Room-in-a-box, Jul 2017
Paper Escapes (vol 1) is something I discovered through the magic of Amazon’s recommendation engine. It looked like a book, but also has ‘ESCAPE ROOM Experience at Home’ emblazoned on the cover, so obviously I had to give it a go. It wasn’t clear how a book could possibly provide any kind of escape game experience, but before I played Unlock! I wouldn’t have believed that a deck of cards could manage it either.
The book turns out to consist of ten puzzles. Each is presented as a page, with a facing page providing space to scribble notes, and the subsequent pair of pages giving a printed hint plus a QR code and URL to look up the solution on the internet. What that doesn’t give you is a way to verify each answer as you go, which while solving it I thought was a design flaw – but the final puzzle provides a mechanism to verify your earlier answers, so in fact that’s reasonable. The hints, if you choose to look at them along the way, also act as a verification mechanism for most of the puzzles, by providing reassurance that you were thinking along the right lines.
While working through the book my impression of the puzzles was that some of them were, to varying degrees, ambiguous or contained misleading elements. Having solved them and looking back, I’m now more or less satisfied that that’s not the case. I’m writing this review while another couple of my usual escape room teammates attempt the book, and can see them largely following the same dead-end ideas that I tried, so the puzzles are certainly open to a variety of interpretations. But in each case, the correct solution fits neatly and robustly, and all alternative solutions fail to work. With both of the two puzzles where we had two possible answers written down, the more obvious one turned out to be correct; and in any case the final puzzle would have flagged up any previous wrong answers.
Once all puzzles are solved, there’s a final QR code which takes you to a website to enter the answer to the final puzzle for verification. Since solving the final puzzle requires all the previous answers, that also verifies the rest of the book at the same time.

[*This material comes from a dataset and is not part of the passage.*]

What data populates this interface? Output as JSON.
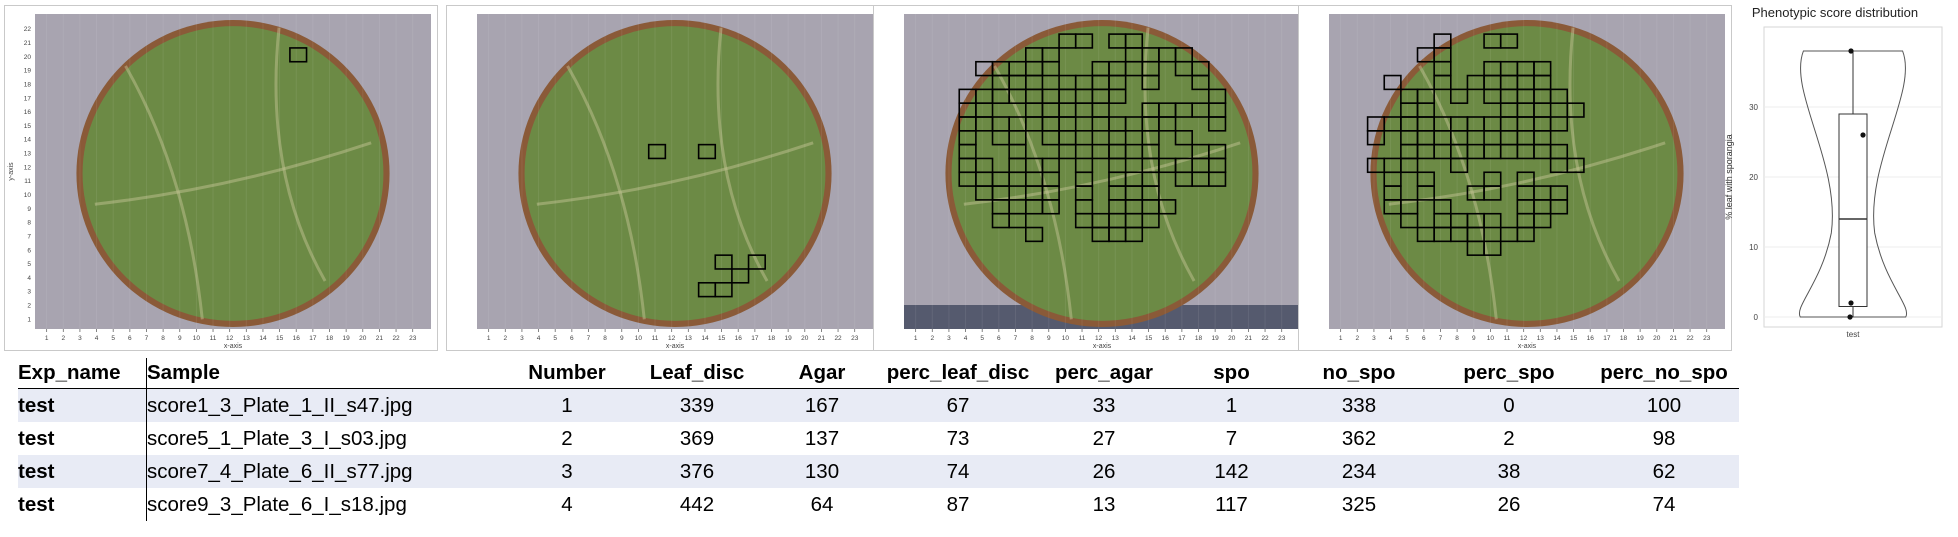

The big let-down here is that this is a long way from anything I’d call an escape game. It’s a set of ten puzzles which you can attempt on your own or as a pair (the book states that it’s for 1-2 people, and any more than that would be a stretch), with a suggested 60 minute time limit that seems included purely to increase the resemblance to an escape room. Each of the puzzles is something that could conceivably be found in an escape room, but collected together they do not add up to anything that feels like a proper game. Oh, and a minority of the puzzles are also destructive, such that the book can only be used once unless you take pains to avoid marking it.
If the idea of a book of puzzles appeals to you, go buy Journal29 instead: it uses a similar but more sophisticated format, six times as many puzzles, and a vastly higher standard of variety and creativity. There’s no review for that on this site since it makes no claim to be an escape game; and I’d say this book has no business claiming to be one either.
This is a nice little intro to casual puzzling. It’s nothing to write home about, nor is it awful. Writing “Escape Room” on the front was a bit of a strategic error. There’s no theming, no story and no escape – just some okay puzzles to play against the clock. This is a puzzle book… unless… maybe… just perhaps the story really gets going in Volume 2? I guess we’ll never know.